A report by the Federal Deposit Insurance Corp. said that expanding commercial real estate and construction portfolios might cause problems for West Coast banks if the economy continues to falter.

The FDIC also expressed concern about the number of new banks that have been formed in the last 10 years, many of them based in Los Angeles.

“Brisk bank chartering activity in the years before a recession, which contributed to the high number of failures during the early 1990s, remains an area of concern for the region,” said a third quarter report covering the FDIC’s San Francisco region, which covers 11 Western states, including Alaska and Hawaii.

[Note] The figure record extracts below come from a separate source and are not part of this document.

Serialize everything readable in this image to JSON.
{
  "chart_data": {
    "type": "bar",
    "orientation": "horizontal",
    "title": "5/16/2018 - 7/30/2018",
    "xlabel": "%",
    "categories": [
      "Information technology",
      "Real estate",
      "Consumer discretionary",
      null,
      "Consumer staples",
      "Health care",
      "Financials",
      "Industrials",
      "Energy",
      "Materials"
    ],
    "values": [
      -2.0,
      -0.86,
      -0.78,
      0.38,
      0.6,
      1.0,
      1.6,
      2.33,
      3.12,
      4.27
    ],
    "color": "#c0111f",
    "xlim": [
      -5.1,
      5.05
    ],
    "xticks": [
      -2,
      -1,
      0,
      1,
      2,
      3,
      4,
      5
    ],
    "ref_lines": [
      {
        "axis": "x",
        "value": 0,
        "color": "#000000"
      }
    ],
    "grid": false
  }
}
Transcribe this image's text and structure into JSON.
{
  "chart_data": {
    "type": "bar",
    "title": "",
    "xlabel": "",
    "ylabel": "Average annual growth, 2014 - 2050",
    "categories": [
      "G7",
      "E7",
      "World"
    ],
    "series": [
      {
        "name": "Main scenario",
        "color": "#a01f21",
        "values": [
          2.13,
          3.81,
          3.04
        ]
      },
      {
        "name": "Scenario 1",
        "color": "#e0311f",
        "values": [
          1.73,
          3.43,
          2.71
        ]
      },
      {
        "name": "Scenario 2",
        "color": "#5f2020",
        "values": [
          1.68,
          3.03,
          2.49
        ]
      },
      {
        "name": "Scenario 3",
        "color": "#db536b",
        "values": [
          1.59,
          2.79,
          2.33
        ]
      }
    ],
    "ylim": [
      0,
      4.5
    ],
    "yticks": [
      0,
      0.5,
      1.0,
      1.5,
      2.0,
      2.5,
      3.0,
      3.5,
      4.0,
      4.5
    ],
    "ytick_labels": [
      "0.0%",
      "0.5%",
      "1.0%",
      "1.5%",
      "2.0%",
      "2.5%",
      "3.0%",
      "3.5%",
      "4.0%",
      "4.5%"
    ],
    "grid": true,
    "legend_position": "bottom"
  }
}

“Banks with high commercial real estate exposure, in particular construction exposure, have tended to fail more frequently,” said a spokesperson for the FDIC. “The case in Southern California has shown this is relevant.”

It is a point the banks dispute.

“The banks themselves aren’t the issue, it’s the relative experience of the bankers,” said Robert Schack, chairman of American Business Bank of Los Angeles.

American Business Bank was founded in 1994 and has about half of its $111 million loan portfolio in commercial real estate.

The FDIC spokesperson was quick to note the third quarter report was just that, a report, but cautioned that history has shown young banks and banks with large concentrations of commercial real estate loans are the first to fail when tough times persist.

“Are we as concerned as we were ten years ago? Probably not,” said the FDIC spokesperson. “But it sticks out.”